School choice advocates push back against these arguments. Withholding school choice is dishonest and inequitable given the persistence of failing schools in low-income neighborhoods. “It’s unfair to low-income families, I think, to promise them that we can make a great neighborhood school,” choice proponent Andy Smarick told the Post.
Choice might also lead to greater community-wide solidarity in the public school system. If school assignment is based on a random lottery, parents would have a stake in the school system as a whole, rather than just their neighborhood fiefdom. “If a child from Northwest goes to Southeast, the parents will care about the overall school system, not just their own part of it,” one parent told the Post. “It would hold everyone accountable.”
Severing the reflection of inequitable housing tracts in inequitable schools is certainly a laudable goal. But it does come at a real cost. School choice proponents cannot simply dismiss the neighborhood school as a provincial artifact or a coded defense for resegregation. The neighborhood school comes with real civic value as one of the last remaining and important spaces where families can reliably gather as a community. The anxiety that families feel about losing this is real and valid.

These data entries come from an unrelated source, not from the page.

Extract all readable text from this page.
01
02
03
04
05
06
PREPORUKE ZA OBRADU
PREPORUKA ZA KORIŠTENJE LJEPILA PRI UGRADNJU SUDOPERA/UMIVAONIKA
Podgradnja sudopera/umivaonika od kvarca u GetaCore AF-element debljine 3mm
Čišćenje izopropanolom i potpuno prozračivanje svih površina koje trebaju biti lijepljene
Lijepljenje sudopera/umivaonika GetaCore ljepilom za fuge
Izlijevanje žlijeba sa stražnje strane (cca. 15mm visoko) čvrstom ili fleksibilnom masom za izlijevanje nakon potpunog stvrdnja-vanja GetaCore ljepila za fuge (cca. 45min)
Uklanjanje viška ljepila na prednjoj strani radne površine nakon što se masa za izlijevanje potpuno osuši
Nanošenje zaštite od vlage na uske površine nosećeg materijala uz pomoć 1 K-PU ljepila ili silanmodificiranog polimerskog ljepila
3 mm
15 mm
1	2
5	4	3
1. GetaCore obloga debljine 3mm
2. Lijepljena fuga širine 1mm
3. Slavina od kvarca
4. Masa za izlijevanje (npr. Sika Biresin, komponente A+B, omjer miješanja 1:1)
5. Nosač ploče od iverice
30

Reconciling this anxiety with the need for equity – balancing the neighborhood school with school choice – often leaves communities tied in knots. Boston just abandoned a convoluted semi-citywide choice plan crafted under a desegregation order in favor of a convoluted semi-neighborhood plan. Employing a complicated algorithm, Boston’s plan tries to preserve both school choice and preference for a nearby school. But maybe convolution and indecipherable algorithms are what’s required to reconcile these dueling principles.
The dilemma we face is how to push from a present of persistent de facto community segregation to a future of social integration while limiting the upheaval in the interregnum. The neighborhood school is not the intrinsic problem. The core problem is housing segregation. Our hopes have been that diverse schools and equitable access to good schools would tear down prejudices and promote social harmony, producing integrated communities in the next generation. Maybe by pursuing school choice today, we can enjoy fair, equitable, and truly democratic neighborhood schools tomorrow.